Although a lot has been published recently on the theory and practice of digital scholarly editing, the volume makes a significant contribution to this discussion. The chapters date back to presentations given five years ago, but their arguments and the problems they address are still up-to-date. And furthermore, they have already had a proven impact on recent research, as can be seen in the development of a new model for genetic encoding within the framework of the Text Encoding Initiative (TEI) for which Elena Pierazzo's chapter has provided the theoretical foundation.
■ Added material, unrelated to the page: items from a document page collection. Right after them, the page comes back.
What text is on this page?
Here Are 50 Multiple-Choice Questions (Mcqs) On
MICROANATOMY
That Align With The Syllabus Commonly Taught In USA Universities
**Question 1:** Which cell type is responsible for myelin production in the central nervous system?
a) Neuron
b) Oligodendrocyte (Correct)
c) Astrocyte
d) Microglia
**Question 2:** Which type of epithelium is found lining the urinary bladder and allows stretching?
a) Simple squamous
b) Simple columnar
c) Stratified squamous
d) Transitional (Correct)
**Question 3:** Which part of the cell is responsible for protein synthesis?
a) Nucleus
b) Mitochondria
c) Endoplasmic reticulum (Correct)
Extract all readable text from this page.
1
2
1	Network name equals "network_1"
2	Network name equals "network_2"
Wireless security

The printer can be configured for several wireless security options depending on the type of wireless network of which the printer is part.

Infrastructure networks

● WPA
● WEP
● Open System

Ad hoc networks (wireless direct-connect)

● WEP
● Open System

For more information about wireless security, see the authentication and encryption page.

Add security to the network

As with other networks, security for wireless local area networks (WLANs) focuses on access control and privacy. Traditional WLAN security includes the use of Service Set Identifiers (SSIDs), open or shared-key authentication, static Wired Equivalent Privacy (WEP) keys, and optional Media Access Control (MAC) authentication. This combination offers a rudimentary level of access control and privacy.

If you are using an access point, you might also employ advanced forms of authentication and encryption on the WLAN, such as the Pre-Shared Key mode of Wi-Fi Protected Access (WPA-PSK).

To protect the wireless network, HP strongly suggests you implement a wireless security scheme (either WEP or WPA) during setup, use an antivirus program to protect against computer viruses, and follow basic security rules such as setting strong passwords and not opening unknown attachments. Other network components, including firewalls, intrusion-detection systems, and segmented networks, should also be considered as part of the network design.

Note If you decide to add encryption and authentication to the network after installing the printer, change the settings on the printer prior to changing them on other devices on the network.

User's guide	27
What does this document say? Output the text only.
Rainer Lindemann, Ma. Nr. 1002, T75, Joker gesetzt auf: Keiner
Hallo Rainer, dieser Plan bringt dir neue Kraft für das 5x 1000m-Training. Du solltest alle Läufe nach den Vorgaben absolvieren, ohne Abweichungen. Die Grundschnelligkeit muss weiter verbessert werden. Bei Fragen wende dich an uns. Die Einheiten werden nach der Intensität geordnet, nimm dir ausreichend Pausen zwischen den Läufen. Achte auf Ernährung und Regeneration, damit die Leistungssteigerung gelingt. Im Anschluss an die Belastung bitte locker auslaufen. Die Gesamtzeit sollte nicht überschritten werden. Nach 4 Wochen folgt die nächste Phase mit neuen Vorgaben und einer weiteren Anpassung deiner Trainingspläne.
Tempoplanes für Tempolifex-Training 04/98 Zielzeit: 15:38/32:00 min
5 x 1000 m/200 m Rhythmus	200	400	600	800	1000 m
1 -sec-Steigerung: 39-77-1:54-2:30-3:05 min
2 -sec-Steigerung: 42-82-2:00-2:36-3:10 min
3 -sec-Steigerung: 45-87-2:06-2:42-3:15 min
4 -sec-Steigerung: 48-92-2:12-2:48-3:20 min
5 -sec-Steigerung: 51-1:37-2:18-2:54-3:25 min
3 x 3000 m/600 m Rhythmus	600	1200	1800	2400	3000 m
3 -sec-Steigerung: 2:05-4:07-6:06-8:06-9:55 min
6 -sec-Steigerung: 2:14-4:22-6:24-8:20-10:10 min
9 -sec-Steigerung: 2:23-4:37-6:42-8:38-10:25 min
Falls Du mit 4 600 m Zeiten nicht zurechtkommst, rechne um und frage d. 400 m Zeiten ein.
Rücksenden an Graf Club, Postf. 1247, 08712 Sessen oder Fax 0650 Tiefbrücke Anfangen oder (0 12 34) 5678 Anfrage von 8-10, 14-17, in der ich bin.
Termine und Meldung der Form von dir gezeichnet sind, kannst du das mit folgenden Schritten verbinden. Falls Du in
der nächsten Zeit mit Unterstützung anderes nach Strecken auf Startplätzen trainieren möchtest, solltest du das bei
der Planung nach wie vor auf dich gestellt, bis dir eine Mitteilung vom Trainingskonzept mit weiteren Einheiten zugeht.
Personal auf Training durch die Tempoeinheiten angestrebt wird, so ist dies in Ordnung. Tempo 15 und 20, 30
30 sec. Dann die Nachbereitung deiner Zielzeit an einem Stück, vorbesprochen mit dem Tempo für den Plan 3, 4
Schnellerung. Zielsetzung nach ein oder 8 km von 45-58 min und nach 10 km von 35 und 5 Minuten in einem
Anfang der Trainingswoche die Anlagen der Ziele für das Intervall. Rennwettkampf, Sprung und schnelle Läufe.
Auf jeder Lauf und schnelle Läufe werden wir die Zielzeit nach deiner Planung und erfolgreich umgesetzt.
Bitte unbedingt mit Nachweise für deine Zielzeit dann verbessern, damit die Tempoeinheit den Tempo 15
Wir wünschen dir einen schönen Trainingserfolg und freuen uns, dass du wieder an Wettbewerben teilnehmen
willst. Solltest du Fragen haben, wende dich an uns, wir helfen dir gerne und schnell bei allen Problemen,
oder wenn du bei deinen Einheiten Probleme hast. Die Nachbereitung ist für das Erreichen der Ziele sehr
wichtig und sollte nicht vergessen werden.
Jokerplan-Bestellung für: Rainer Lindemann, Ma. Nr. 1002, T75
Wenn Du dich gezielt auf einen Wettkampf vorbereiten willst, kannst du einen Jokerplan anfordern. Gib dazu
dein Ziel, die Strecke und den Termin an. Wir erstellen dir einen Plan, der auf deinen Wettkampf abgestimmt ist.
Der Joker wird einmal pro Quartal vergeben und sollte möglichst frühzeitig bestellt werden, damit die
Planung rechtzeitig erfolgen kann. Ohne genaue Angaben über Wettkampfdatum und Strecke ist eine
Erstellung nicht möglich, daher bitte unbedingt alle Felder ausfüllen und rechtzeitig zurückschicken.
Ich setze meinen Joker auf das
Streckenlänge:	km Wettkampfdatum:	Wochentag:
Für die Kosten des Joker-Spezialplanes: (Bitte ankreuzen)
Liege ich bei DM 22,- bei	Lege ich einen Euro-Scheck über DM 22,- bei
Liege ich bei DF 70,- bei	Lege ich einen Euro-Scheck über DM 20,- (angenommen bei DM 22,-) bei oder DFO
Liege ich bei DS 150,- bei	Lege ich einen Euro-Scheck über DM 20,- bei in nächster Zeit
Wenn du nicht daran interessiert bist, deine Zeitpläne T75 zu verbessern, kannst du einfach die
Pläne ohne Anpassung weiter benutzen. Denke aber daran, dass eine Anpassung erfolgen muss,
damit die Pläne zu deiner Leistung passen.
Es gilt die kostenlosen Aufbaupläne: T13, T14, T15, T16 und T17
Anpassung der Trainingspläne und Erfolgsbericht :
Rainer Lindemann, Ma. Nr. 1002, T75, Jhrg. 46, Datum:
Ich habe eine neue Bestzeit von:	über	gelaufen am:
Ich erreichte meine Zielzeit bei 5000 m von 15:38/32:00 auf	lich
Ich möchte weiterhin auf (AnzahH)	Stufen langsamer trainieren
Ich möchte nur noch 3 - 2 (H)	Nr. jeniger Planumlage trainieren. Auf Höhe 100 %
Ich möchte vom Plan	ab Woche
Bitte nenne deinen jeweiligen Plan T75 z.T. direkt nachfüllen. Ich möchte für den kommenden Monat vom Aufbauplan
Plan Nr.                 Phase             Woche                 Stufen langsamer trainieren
With Text Editing, Print and the Digital World, Sutherland and Deegan have presented a very well edited volume. Overall, it gives an intriguing insight into the workshop of digital scholarly editing and provides the reader with a sound overview of its ongoing discussions. The volume is, however, published not digitally but as a printed book. Although making the case for digital scholarship, it is aware of the reality of the acceptance of digital publications. Roueché points out that there was ‘a widespread sense among our peers that [electronic publications] are not ‘real’ publications’: only a book is that’ (164) — a dilemma which cannot be solved by this volume alone.